Due to a late-year revival in securities market values and investor participation, LPL Investment Holdings, the parent of LPL Financial, reported Thursday that net income rose 4.4% last year to $47.5 million from a year earlier.

In the fourth quarter, the San Diego-based company's net income rose to $18.6 million from $2.4 million in the fourth quarter of 2008, it said in an 8-K filing to the Securities and Exchange Commission.

Non-GAAP net income, which excluded restructuring charges related to an overall reduction in its workforce, rose 52.1% to $82.9 million from a year earlier.

Net revenue for the same period increased 4.4% to $734.9 million. That result was propelled by a 19.5% increase in total advisory and brokerage assets to $279.4 billion.

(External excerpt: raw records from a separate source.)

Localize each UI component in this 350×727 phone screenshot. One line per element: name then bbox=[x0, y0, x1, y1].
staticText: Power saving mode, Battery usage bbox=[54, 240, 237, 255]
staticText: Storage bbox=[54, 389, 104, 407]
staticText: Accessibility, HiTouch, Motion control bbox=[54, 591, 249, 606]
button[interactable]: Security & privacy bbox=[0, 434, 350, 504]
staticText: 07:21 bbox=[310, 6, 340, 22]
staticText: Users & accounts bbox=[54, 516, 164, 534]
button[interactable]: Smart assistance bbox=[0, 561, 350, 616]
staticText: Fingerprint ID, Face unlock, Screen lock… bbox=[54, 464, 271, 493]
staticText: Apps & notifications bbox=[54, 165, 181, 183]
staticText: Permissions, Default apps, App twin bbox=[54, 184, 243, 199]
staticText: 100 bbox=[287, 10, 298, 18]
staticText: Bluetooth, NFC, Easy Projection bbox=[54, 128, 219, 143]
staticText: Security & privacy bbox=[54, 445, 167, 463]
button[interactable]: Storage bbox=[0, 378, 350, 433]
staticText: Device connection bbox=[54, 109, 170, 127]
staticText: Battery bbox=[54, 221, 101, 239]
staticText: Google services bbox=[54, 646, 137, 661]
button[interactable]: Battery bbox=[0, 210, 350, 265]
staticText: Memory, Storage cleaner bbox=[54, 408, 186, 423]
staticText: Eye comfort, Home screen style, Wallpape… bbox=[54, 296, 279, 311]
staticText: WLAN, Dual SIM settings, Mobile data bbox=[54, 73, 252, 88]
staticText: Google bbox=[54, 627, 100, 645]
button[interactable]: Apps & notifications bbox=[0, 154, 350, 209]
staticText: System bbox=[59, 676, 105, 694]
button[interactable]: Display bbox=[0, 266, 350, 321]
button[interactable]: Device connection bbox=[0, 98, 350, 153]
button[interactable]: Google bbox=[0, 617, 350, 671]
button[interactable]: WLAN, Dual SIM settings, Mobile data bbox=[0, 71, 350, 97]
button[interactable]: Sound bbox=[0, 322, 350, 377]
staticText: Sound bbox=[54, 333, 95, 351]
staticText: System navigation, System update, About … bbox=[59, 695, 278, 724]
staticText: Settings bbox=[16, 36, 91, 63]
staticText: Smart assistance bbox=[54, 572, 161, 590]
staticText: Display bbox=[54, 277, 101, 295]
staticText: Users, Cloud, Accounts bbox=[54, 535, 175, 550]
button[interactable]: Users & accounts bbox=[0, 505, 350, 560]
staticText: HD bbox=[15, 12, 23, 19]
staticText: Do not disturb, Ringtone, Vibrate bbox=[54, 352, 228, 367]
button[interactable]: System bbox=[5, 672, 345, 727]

The results are also a recovery from a $43 million drop in net income in the third quarter. That sag was due largely to the over $42 million in expenses related to the conversion in September of three broker-dealers onto the company’s self-clearing platform.

“We are very pleased with our strong final quarter in 2009, as well as our solid financial and operational performance for the full year,” Mark Casady, LPL Financial's chairman and chief executive officer said in a statement.

The results did, however, leave room for growth. Net revenue for last year declined 11.8% from a year earlier to $2.7 billion. The company attributed this primarily to poor market conditions prior to the fourth quarter.